There is a new API for our storage back end. It's not yet stable and our documentation isn't published, but the python library is available. This API makes it possible to access functionality not currently available elsewhere, such as:

  • All crawl information displayed in the UI and written by our bots
  • Issue a single query to filter and retrieve data (items, logs, pages) for all jobs from a spider or an entire project
  • A new Collections API for storing and filtering JSON objects, supporting optional auto-expiration and versioning
  • A crawl frontier[4], suitable for large distributed crawls

Because our bots now use this API, they can run from any location. We expect to open up new locations in the near future and support non scrapy-based jobs.

The UI is using this API to load data asynchronously, making it more responsive and giving us a cleaner separation between our UI and back end. We’re building on this refactor now and hope to see more UI improvements coming soon!

If you wish to use this new API before we make a stable release, please let us know!

Fair scheduling

Some projects in Dash regularly schedule tens of thousands of jobs at once, which previously degraded performance and caused other projects' jobs to be stuck in a pending state for a very long time.

Each project now has two settings that control running jobs:

SettingDescription
bot groupsWhen dedicated servers are purchased they are assigned to a bot group. This setting specifies the bot groups that will run jobs from the current project. If no bot groups are configured, a default bot group is used and billed using our "Pay as you go" model.
max slotsThe maximum number of running jobs allowed in the project. This defaults to 4 if the project has no bot groups, otherwise it is limited by the number of available slots in the group.

When there is capacity to run another job in a given bot group, a new job is selected by choosing the next job from the project with the fewest running jobs in that bot group.

Infinite scrolling

We're using infinite scrolling for crawl data in Dash. Initially the feedback was mixed, but now everybody prefers the new version. It makes navigating crawl data more fluid as you don’t need to alternate between scrolling and clicking “next” - just keep scrolling and data appears. Give it a try and let us know what you think!

We have some changes coming soon to allow jumping ahead (and avoid scrolling) and various usability and performance tweaks.

Data ordering

Items, pages and logs are returned in insertion order. This means (at last!) logs are always ordered correctly, even when filtering.

Pending jobs are ordered by priority, then by age. So the next job to be run is at the bottom of the list. Running and finished jobs are ordered by the time they entered that state.

Incompatibilities

We are doing our best to minimize disruption, however, some changes may be noticeable:

  • When a project is being moved, jobs running on the old system (Panel) will not be visible in Dash until after they complete
  • Requests to panel.scrapinghub.com are now redirected to app.scrapinghub.com.
  • Previously, _jobid and _id fields containing ObjectIds were available in exported data. These private fields are no longer present
  • Jobs are now identified by a key of the format PROJECTID/SPIDERID/COUNTER. For example, 78/1/4 is the 4th run of spider id 1 in project 78. Items in this job are identified by 78/1/4/0, 78/1/4/1, etc. This has proven more useful than ObjectIds
  • All timestamps are now in milliseconds since 1st Jan 1970
  • Some incompatibilities exist in the Jobs API. We are working to minimize them, however, if you encounter any problems let us know and we can suggest a solution

Please visit our support forum if you have suggestions or bug reports, we're looking forward to your feedback!

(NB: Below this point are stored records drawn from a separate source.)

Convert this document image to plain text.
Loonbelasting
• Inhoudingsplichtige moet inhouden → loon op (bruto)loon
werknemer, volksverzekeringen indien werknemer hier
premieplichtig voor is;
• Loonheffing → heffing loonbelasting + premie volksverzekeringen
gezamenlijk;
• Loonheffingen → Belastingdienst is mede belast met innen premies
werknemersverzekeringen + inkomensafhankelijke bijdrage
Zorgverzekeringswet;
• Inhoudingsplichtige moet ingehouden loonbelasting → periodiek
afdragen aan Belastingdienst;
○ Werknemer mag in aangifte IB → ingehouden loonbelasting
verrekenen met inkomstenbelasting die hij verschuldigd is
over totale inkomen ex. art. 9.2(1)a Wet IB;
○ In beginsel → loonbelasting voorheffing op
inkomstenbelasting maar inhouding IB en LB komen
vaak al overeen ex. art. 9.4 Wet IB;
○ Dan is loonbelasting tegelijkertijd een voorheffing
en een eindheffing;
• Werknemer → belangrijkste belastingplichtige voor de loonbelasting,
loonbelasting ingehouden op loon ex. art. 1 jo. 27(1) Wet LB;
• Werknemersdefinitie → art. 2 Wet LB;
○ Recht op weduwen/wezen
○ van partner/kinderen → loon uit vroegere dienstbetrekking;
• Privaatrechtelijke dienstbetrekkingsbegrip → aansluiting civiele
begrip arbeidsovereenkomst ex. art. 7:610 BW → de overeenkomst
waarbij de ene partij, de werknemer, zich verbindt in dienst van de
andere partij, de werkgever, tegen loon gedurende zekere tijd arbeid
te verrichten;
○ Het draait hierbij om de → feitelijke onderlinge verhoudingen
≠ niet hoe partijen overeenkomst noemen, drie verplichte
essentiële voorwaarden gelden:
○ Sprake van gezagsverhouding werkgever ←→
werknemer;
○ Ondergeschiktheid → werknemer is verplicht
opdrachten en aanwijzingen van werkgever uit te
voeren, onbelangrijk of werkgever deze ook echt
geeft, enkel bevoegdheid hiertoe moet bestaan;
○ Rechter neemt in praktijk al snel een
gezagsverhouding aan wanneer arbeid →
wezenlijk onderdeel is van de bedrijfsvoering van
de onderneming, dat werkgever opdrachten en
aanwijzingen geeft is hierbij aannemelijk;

  1. We use CDH, Cloudera's distribution of hadoop. I will follow up with a more technical blog post describing the architecture.
  2. This was previously needed to run database maintenance tasks, such as mongodb compact
  3. When an "annotating" tag is present in an Autoscraping job, we say that the spider is running in annotating mode. In this configuration, the spider saves pages instead of extracted data. It is now redundant since pages are always saved and usable in Fash.
  4. The crawl frontier is a datastructure holding information about all discovered URLs and us used to control which URLs are crawled.